In our case, I looked to rationalizing the numerator. $\sqrt{x+\Delta x} + \sqrt{x}$ does the job. But then I must also multiply by the same expression on the denominator too.

Thanks.I think I have a lot to learn in A levels

It's a trick that you have to see once to know it. We essentially just apply the identity $(a+b)(a-b) = a^2 - b^2$.

Try to find out the derivative of $f(x) = \sqrt[3]{x}$ as an exercise using the identity $a^3 - b^3 = (a-b)(a^2 + ab + b^2)$.

Even better, try to find an identity for $a^n-b^n$ and try to find the derivative of $f(x) = \sqrt[n]{x}$.
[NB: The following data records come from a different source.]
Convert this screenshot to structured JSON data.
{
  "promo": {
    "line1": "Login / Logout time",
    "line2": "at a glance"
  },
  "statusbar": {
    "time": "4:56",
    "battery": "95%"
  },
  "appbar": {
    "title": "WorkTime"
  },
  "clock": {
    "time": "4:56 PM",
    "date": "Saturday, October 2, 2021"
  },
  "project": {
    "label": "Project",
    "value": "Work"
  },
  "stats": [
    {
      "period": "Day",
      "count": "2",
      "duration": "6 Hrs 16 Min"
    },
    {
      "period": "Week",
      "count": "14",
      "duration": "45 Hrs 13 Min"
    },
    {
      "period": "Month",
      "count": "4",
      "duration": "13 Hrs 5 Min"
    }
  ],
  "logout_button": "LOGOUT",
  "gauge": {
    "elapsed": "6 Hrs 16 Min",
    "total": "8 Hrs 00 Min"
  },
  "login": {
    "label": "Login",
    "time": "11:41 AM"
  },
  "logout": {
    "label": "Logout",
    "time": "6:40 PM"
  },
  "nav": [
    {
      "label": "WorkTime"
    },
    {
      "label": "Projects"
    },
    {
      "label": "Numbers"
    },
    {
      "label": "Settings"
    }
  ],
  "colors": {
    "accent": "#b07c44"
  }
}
I will try them for sure.Thanks!

 

[Mark44]

$$\lim_{\Delta x \to 0}=\frac{1}{\sqrt{x+0}+\sqrt{x}}=\frac{1}{2.\sqrt{x}}$$

Don't write $\lim_{Δx \to ...}$ by itself, as you did above and in your first post. That limit thing has to be attached to the function you're taking the limit of. It goes away when you actually take the limit.

Thank you sooo much.
On question though,
How did you know that multiplying by $\frac{\sqrt{x+\Delta x} + \sqrt{x}}{\sqrt{x+\Delta x} + \sqrt{x}}$ would make the weird surds go away?
I have never really learned surds in school.So I don't know how it's working.
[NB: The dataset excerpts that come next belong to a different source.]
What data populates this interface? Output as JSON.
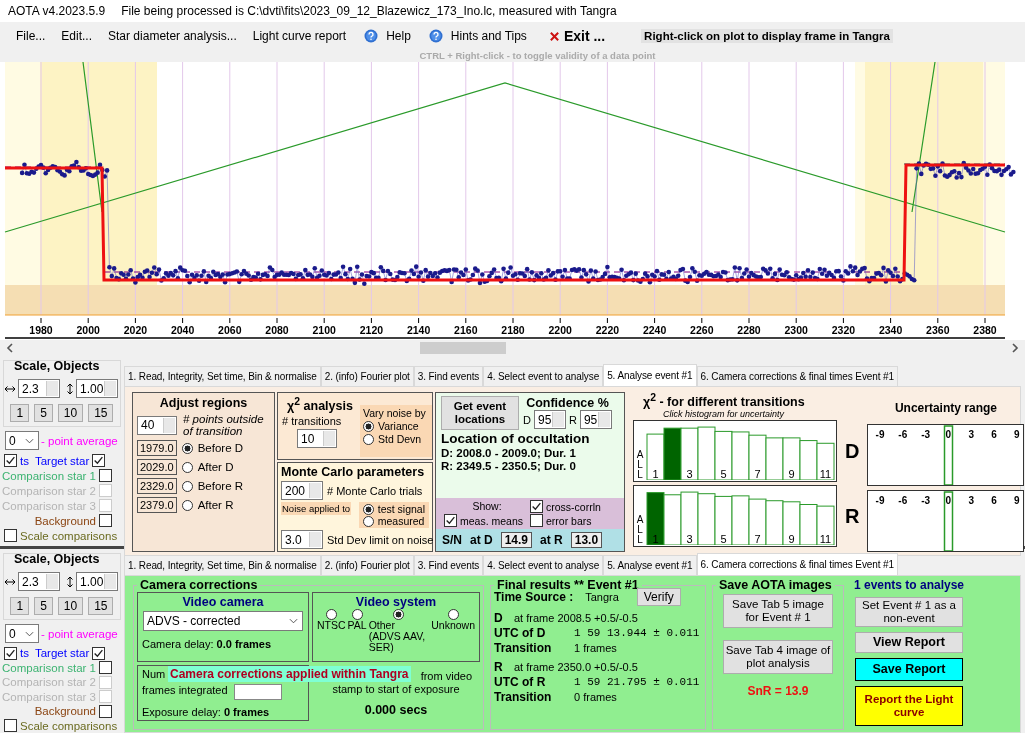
{
  "app_version": "AOTA v4.2023.5.9",
  "file_info": "File being processed is C:\\dvti\\fits\\2023_09_12_Blazewicz_173_Ino.lc, measured with Tangra",
  "menu": [
    {
      "label": "File...",
      "kind": "plain"
    },
    {
      "label": "Edit...",
      "kind": "plain"
    },
    {
      "label": "Star diameter analysis...",
      "kind": "plain"
    },
    {
      "label": "Light curve report",
      "kind": "plain"
    },
    {
      "label": "Help",
      "kind": "help"
    },
    {
      "label": "Hints and Tips",
      "kind": "help"
    },
    {
      "label": "Exit ...",
      "kind": "exit"
    }
  ],
  "plot_banner": "Right-click on plot to display frame in Tangra",
  "plot_hint": "CTRL + Right-click  -  to toggle validity of a data point",
  "plot": {
    "x_tick_labels": [
      "1980",
      "2000",
      "2020",
      "2040",
      "2060",
      "2080",
      "2100",
      "2120",
      "2140",
      "2160",
      "2180",
      "2200",
      "2220",
      "2240",
      "2260",
      "2280",
      "2300",
      "2320",
      "2340",
      "2360",
      "2380"
    ]
  },
  "panels": [
    {
      "kind": "analyse",
      "side": {
        "title": "Scale,  Objects",
        "h_scale": "2.3",
        "v_scale": "1.00",
        "zoom_buttons": [
          "1",
          "5",
          "10",
          "15"
        ],
        "average": "0",
        "average_label": "- point average",
        "show_points": {
          "label": "ts",
          "checked": true
        },
        "objects": [
          {
            "label": "Target star",
            "color": "#0000ff",
            "checked": true,
            "disabled": false
          },
          {
            "label": "Comparison star 1",
            "color": "#3cb371",
            "checked": false,
            "disabled": false
          },
          {
            "label": "Comparison star 2",
            "color": "#b4b4b4",
            "checked": false,
            "disabled": true
          },
          {
            "label": "Comparison star 3",
            "color": "#b4b4b4",
            "checked": false,
            "disabled": true
          },
          {
            "label": "Background",
            "color": "#8b4513",
            "checked": false,
            "disabled": false
          }
        ],
        "scale_comparisons": {
          "label": "Scale comparisons",
          "checked": false
        }
      },
      "tabs": [
        {
          "label": "1.  Read, Integrity, Set time, Bin & normalise",
          "selected": false
        },
        {
          "label": "2. (info)  Fourier plot",
          "selected": false
        },
        {
          "label": "3. Find events",
          "selected": false
        },
        {
          "label": "4. Select event to analyse",
          "selected": false
        },
        {
          "label": "5. Analyse event #1",
          "selected": true
        },
        {
          "label": "6. Camera corrections & final times Event #1",
          "selected": false
        }
      ],
      "adjust_regions": {
        "title": "Adjust regions",
        "points": "40",
        "points_label": "# points outside of transition",
        "regions": [
          {
            "value": "1979.0",
            "label": "Before D",
            "selected": true
          },
          {
            "value": "2029.0",
            "label": "After D",
            "selected": false
          },
          {
            "value": "2329.0",
            "label": "Before R",
            "selected": false
          },
          {
            "value": "2379.0",
            "label": "After R",
            "selected": false
          }
        ]
      },
      "chi2_analysis": {
        "title": "χ$^{2}$ analysis",
        "transitions_label": "# transitions",
        "transitions": "10",
        "noise_title": "Vary noise by",
        "noise_options": [
          {
            "label": "Variance",
            "selected": true
          },
          {
            "label": "Std Devn",
            "selected": false
          }
        ]
      },
      "monte_carlo": {
        "title": "Monte Carlo parameters",
        "trials": "200",
        "trials_label": "# Monte Carlo trials",
        "noise_label": "Noise applied to",
        "noise_targets": [
          {
            "label": "test signal",
            "selected": true
          },
          {
            "label": "measured",
            "selected": false
          }
        ],
        "limit": "3.0",
        "limit_label": "Std Dev limit on noise"
      },
      "event": {
        "button": "Get event locations",
        "confidence_title": "Confidence %",
        "confidence": [
          {
            "label": "D",
            "value": "95"
          },
          {
            "label": "R",
            "value": "95"
          }
        ],
        "location_title": "Location of occultation",
        "locations": [
          "D: 2008.0 - 2009.0; Dur. 1",
          "R: 2349.5 - 2350.5; Dur. 0"
        ],
        "show_label": "Show:",
        "show_options": [
          {
            "label": "cross-corrln",
            "checked": true
          },
          {
            "label": "meas. means",
            "checked": true
          },
          {
            "label": "error bars",
            "checked": false
          }
        ],
        "sn_label": "S/N",
        "sn": [
          {
            "label": "at D",
            "value": "14.9"
          },
          {
            "label": "at R",
            "value": "13.0"
          }
        ]
      },
      "chi2_chart": {
        "title": "χ$^{2}$ - for different transitions",
        "subtitle": "Click histogram for uncertainty",
        "histograms": [
          {
            "label": "D",
            "side_label": "ALL",
            "bars": [
              {
                "label": "1",
                "selected": false
              },
              {
                "selected": true
              },
              {
                "label": "3",
                "selected": false
              },
              {
                "selected": false
              },
              {
                "label": "5",
                "selected": false
              },
              {
                "selected": false
              },
              {
                "label": "7",
                "selected": false
              },
              {
                "selected": false
              },
              {
                "label": "9",
                "selected": false
              },
              {
                "selected": false
              },
              {
                "label": "11",
                "selected": false
              }
            ]
          },
          {
            "label": "R",
            "side_label": "ALL",
            "bars": [
              {
                "label": "1",
                "selected": true
              },
              {
                "selected": false
              },
              {
                "label": "3",
                "selected": false
              },
              {
                "selected": false
              },
              {
                "label": "5",
                "selected": false
              },
              {
                "selected": false
              },
              {
                "label": "7",
                "selected": false
              },
              {
                "selected": false
              },
              {
                "label": "9",
                "selected": false
              },
              {
                "selected": false
              },
              {
                "label": "11",
                "selected": false
              }
            ]
          }
        ]
      },
      "uncertainty": {
        "title": "Uncertainty range",
        "ranges": [
          {
            "tick_labels": [
              "-9",
              "-6",
              "-3",
              "0",
              "3",
              "6",
              "9"
            ]
          },
          {
            "tick_labels": [
              "-9",
              "-6",
              "-3",
              "0",
              "3",
              "6",
              "9"
            ]
          }
        ]
      }
    },
    {
      "kind": "final",
      "side": {
        "title": "Scale,  Objects",
        "h_scale": "2.3",
        "v_scale": "1.00",
        "zoom_buttons": [
          "1",
          "5",
          "10",
          "15"
        ],
        "average": "0",
        "average_label": "- point average",
        "show_points": {
          "label": "ts",
          "checked": true
        },
        "objects": [
          {
            "label": "Target star",
            "color": "#0000ff",
            "checked": true,
            "disabled": false
          },
          {
            "label": "Comparison star 1",
            "color": "#3cb371",
            "checked": false,
            "disabled": false
          },
          {
            "label": "Comparison star 2",
            "color": "#b4b4b4",
            "checked": false,
            "disabled": true
          },
          {
            "label": "Comparison star 3",
            "color": "#b4b4b4",
            "checked": false,
            "disabled": true
          },
          {
            "label": "Background",
            "color": "#8b4513",
            "checked": false,
            "disabled": false
          }
        ],
        "scale_comparisons": {
          "label": "Scale comparisons",
          "checked": false
        }
      },
      "tabs": [
        {
          "label": "1.  Read, Integrity, Set time, Bin & normalise",
          "selected": false
        },
        {
          "label": "2. (info)  Fourier plot",
          "selected": false
        },
        {
          "label": "3. Find events",
          "selected": false
        },
        {
          "label": "4. Select event to analyse",
          "selected": false
        },
        {
          "label": "5. Analyse event #1",
          "selected": false
        },
        {
          "label": "6. Camera corrections & final times Event #1",
          "selected": true
        }
      ],
      "camera_corrections": {
        "title": "Camera corrections",
        "camera_title": "Video camera",
        "camera": "ADVS - corrected",
        "camera_delay": "Camera delay: **0.0 frames**",
        "system_title": "Video system",
        "systems": [
          {
            "label": "NTSC",
            "selected": false
          },
          {
            "label": "PAL",
            "selected": false
          },
          {
            "label": "Other (ADVS AAV, SER)",
            "selected": true
          },
          {
            "label": "Unknown",
            "selected": false
          }
        ],
        "integration_start": "Num",
        "integration_end": "frames integrated",
        "exposure_delay": "Exposure delay: **0 frames**",
        "offset_lines": [
          "from video",
          "stamp to start of exposure"
        ],
        "offset": "0.000 secs",
        "banner": "Camera corrections applied within Tangra"
      },
      "final_results": {
        "title": "Final results  **  Event #1",
        "verify": "Verify",
        "time_source_label": "Time Source :",
        "time_source": "Tangra",
        "events": [
          {
            "label": "D",
            "frame": "at frame 2008.5  +0.5/-0.5",
            "utc_label": "UTC of D",
            "utc": "1 59 13.944 ± 0.011",
            "transition_label": "Transition",
            "transition": "1 frames"
          },
          {
            "label": "R",
            "frame": "at frame 2350.0  +0.5/-0.5",
            "utc_label": "UTC of R",
            "utc": "1 59 21.795 ± 0.011",
            "transition_label": "Transition",
            "transition": "0 frames"
          }
        ]
      },
      "save_images": {
        "title": "Save AOTA images",
        "buttons": [
          "Save Tab 5 image for Event # 1",
          "Save Tab 4 image of plot analysis"
        ],
        "snr": "SnR = 13.9"
      },
      "events_panel": {
        "count_label": "1  events to analyse",
        "buttons": [
          {
            "label": "Set Event # 1 as a non-event",
            "kind": "plain"
          },
          {
            "label": "View Report",
            "kind": "bold"
          },
          {
            "label": "Save Report",
            "kind": "save"
          },
          {
            "label": "Report the Light curve",
            "kind": "report"
          }
        ]
      }
    }
  ]
}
A standard trick when you have a sum or difference of radicals in either the numerator or denominator is to multiply by the conjugate (the same two terms, but separated by the opposite sign). The basic idea is that (a + b)(a - b) = a² - b². This can be useful for getting rid of square roots.

 

[Curious3141]

Just for interest's sake, another way to arrive at the answer is to use the binomial/Taylor series, simplify then take the limit. You'll find that only the first order term is significant. But this way is less satisfying because the proof of the series expansion involves calculus in the first place. The elementary method presented here is far better.

 

[adjacent]

Don't write $\lim_{Δx \to ...}$ by itself, as you did above and in your first post. That limit thing has to be attached to the function you're taking the limit of. It goes away when you actually take the limit.

oops.That was a typo mistake.

Just for interest's sake, another way to arrive at the answer is to use the binomial/Taylor series, simplify then take the limit. You'll find that only the first order term is significant. But this way is less satisfying because the proof of the series expansion involves calculus in the first place. The elementary method presented here is far better.

Binomial theorem!
Is it difficult to learn? Can I learn it now?With knowing only differential calculus?

 

[micromass]

Binomial theorem!
Is it difficult to learn? Can I learn it now?With knowing only differential calculus?

The binomial theorem is easy to learn and you can do it right now. It involves expressions of $(a+b)^n$ where $n$ is a positive integer.
However, Curious3141 meant binomial series, which gives expressions of $(a+b)^n$ where $n$ is much more general. You need to know Taylor series for this.